Devant l'impossibilité de jouer régulièrement dans son club de cœur, Kebano se résout à partir. D'abord en prêt, au Stade Malherbe de Caen. Problème, il se blesse au genou pour un peu plus de trois mois, ce qui l'empêche de convaincre sur le long terme. Après 16 matches et 2 buts, retour au PSG. Toujours barré par la concurrence grandissante à son poste, milieu offensif, l'ancien international français chez les équipes de jeunes se dirige vers Charleroi.

La Belgique semble être le championnat idéal pour sa progression, avec une belle chance donnée aux jeunes joueurs et un niveau de jeu assez intéressant. Sa première saison sera plutôt bonne, avec 5 buts et 2 passes décisives en Jupiler Ligue. L'ancien Parisien s'adapte tout doucement à un championnat qu'il s'apprête à totalement dompter.

2014-2015 : L'explosion

Après un premier exercice qui laisse entrevoir de belles qualités, Kebano doit confirmer et même progresser à l’orée d'une saison 2014-2015 où son équipe de Charleroi vise une qualification en play-offs. Pas toujours titulaire lors des huit premières journées, la saison de l'enfant de banlieue parisienne semble mal démarrer. Pourtant, son but égalisateur face à Genk (9e journée) alors qu'il était remplaçant va l'installer dans le onze titulaire. Hormis lors de la 11e journée, il sera aligné à tous les matches de championnat suivants.

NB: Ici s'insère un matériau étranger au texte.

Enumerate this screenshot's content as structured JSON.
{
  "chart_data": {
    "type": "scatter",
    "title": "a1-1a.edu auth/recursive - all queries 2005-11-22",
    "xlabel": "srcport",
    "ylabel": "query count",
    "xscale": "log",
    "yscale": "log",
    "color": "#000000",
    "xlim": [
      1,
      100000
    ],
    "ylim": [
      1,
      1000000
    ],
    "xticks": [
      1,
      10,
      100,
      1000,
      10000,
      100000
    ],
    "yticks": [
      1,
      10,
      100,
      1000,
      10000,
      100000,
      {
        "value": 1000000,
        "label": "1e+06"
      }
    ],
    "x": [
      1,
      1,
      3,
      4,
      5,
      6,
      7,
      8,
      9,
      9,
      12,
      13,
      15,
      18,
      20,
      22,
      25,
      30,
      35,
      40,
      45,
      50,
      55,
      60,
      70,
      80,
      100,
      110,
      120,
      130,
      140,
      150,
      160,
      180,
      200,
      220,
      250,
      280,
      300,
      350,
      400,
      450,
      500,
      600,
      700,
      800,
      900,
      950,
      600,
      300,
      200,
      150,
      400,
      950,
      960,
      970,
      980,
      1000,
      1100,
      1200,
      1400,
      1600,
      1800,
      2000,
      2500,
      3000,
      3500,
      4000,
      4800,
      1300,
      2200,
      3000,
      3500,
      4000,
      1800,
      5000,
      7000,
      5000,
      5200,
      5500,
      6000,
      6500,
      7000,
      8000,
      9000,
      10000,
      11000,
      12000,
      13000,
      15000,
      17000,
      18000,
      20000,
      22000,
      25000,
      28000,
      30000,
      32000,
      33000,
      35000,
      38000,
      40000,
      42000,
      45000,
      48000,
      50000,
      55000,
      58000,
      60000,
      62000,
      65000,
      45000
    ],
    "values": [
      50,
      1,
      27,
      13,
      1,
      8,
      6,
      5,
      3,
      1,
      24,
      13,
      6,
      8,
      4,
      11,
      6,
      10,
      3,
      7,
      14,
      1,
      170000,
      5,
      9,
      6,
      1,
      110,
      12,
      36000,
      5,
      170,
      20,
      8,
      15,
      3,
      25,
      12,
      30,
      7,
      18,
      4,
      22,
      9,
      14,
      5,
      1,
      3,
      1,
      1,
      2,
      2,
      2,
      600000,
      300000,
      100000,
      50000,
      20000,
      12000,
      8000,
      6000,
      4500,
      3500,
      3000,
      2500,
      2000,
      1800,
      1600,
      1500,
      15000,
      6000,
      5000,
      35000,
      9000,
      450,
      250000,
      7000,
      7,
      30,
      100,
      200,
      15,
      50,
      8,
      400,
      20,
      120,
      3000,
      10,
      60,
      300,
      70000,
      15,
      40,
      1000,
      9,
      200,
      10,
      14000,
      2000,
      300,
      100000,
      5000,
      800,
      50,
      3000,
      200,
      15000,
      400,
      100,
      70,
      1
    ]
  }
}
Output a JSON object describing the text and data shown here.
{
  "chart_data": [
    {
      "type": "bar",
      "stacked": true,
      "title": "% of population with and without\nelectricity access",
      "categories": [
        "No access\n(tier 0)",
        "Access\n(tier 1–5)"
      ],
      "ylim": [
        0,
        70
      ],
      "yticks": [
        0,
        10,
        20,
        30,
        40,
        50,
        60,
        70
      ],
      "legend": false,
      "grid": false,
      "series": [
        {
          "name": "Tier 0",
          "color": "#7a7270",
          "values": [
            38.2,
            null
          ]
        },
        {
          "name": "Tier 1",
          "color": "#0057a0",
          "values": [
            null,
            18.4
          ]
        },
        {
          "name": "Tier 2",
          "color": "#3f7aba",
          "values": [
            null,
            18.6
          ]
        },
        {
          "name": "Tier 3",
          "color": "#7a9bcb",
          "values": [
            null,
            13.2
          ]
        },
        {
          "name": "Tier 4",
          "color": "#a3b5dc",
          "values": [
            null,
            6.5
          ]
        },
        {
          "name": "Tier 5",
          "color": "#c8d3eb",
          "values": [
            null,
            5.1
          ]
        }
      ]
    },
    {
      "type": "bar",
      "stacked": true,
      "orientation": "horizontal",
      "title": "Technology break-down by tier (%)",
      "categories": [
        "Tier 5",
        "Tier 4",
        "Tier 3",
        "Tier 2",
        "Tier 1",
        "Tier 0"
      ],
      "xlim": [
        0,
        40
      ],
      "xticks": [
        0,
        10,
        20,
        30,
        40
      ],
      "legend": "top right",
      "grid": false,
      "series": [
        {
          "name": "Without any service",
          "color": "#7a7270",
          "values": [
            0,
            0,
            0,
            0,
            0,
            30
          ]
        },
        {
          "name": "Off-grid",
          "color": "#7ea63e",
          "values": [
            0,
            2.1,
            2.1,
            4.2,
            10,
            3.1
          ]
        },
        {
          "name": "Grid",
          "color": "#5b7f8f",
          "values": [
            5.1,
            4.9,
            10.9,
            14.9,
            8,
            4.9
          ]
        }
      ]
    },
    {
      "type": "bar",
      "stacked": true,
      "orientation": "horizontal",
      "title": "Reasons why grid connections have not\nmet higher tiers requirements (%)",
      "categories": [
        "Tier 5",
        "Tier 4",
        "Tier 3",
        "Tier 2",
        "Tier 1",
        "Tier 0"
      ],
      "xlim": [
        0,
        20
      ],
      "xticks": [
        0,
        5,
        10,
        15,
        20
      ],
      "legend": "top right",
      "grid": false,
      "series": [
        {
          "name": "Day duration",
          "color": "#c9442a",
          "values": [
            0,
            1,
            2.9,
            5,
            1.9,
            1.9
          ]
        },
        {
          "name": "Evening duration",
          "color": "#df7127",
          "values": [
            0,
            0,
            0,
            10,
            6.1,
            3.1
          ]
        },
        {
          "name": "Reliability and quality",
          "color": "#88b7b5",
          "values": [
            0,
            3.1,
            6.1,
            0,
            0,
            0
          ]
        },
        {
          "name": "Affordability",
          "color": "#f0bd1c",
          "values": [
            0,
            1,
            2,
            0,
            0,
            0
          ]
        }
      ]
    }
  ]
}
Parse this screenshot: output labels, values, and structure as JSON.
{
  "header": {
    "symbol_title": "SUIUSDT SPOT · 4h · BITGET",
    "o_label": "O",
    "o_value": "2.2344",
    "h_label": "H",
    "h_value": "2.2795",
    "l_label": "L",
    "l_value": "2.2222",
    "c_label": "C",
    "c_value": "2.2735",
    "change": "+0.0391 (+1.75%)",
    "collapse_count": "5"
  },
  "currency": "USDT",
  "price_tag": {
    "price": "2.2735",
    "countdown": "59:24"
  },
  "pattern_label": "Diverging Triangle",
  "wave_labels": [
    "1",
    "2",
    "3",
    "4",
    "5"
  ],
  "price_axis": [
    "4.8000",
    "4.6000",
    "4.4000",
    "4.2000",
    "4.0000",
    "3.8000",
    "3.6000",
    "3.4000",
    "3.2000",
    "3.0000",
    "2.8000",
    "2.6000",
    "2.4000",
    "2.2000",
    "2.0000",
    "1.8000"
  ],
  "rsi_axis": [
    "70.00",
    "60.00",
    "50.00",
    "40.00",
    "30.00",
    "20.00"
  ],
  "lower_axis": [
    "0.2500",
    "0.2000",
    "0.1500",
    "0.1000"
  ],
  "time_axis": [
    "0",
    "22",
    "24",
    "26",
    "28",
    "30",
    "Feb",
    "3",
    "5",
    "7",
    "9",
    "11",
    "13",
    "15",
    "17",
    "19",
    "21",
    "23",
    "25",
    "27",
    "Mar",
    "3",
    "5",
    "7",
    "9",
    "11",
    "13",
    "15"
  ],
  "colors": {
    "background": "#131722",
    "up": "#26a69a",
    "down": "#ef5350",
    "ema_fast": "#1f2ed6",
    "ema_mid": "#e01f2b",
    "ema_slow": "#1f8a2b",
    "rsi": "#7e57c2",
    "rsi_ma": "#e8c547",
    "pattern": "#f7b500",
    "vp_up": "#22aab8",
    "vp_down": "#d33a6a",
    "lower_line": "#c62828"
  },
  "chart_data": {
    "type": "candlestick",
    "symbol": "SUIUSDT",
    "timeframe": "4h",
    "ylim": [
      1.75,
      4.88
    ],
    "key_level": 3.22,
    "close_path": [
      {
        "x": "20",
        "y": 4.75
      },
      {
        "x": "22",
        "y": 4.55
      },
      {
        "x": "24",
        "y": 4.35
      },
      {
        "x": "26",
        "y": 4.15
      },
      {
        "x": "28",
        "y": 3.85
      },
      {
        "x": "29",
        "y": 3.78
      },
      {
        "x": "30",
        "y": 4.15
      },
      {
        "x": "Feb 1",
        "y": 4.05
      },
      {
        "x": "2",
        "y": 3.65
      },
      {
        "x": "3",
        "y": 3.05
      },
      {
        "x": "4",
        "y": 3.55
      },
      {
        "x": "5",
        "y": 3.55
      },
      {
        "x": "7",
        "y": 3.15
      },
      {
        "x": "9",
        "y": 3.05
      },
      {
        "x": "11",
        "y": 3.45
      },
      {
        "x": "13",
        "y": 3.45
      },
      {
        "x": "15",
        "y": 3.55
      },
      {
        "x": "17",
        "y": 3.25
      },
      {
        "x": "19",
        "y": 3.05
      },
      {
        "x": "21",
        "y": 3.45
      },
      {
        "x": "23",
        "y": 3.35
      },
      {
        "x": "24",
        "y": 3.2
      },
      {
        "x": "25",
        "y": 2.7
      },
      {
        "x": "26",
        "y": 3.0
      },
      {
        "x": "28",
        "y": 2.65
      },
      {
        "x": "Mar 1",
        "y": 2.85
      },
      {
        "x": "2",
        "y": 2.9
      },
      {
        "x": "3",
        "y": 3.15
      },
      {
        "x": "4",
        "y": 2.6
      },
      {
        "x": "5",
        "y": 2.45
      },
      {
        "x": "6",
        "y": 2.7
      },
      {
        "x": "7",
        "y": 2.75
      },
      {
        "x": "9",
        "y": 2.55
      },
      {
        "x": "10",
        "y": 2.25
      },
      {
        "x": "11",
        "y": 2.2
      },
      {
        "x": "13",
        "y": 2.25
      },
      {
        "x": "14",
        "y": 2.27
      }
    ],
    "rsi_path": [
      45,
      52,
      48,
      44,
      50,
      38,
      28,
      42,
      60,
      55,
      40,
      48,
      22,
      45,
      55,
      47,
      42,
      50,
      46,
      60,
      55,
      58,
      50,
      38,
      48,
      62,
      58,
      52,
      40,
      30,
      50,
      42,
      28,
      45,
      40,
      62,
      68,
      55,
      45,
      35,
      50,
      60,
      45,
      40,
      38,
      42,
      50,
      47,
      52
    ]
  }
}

Sa vitesse, son habilité balle au pied et son sens du jeu font fureur. Des performances qui vont lui permettre d'être sélectionné en équipe nationale. Une fois toutes les démarches faites, le maillot des Léopards s'offre à lui. Pour sa première sélection, son but sur le terrain de la Côte d'Ivoire permet à la RD Congo de décrocher une victoire (4-3) précieuse pour la qualification à la CAN Guinée Equatoriale. L'ancien titi parisien est dans les 23 de Florent Ibenge pour la compétition.

2015 : Année de tous les changements ?

Au pays du Nzalang Nacional, la RDC va être la révélation du tournoi. Si Kebano ne joue que 30 minutes en deux matches, les coéquipiers de Yannick Bolasie finissent à une belle troisième place. Neeskens continue à emmagasiner de la confiance et de l'expérience. Au retour de la CAN, le numéro 92 reste dans ces standards en Jupiler League en marquant 3 buts et délivrant une passe décisive en 5 matches. Des partitions qui permettent à son club de Charleroi de se qualifier pour la première fois en play-offs. Objectif atteint.

Sur le plan personnel, Neeskens Kebano a décroché le Soulier d'Ebène, trophée récompensant le meilleur joueur africain (ou d'origine africaine) du championnat belge. Le joueur de poche (1m72) succède à des grands noms comme Fellaini, Kompany ou Amokachi, et a également été désigné meilleur joueur du club. Le petit jeune, heureux de signer son premier contrat pro au PSG, est définitivement dans la cour des grands, au point d’intéresser le géant d'Anderlecht en vue de la saison prochaine. Et si un jour le PSG regrettait de l'avoir laissé partir ?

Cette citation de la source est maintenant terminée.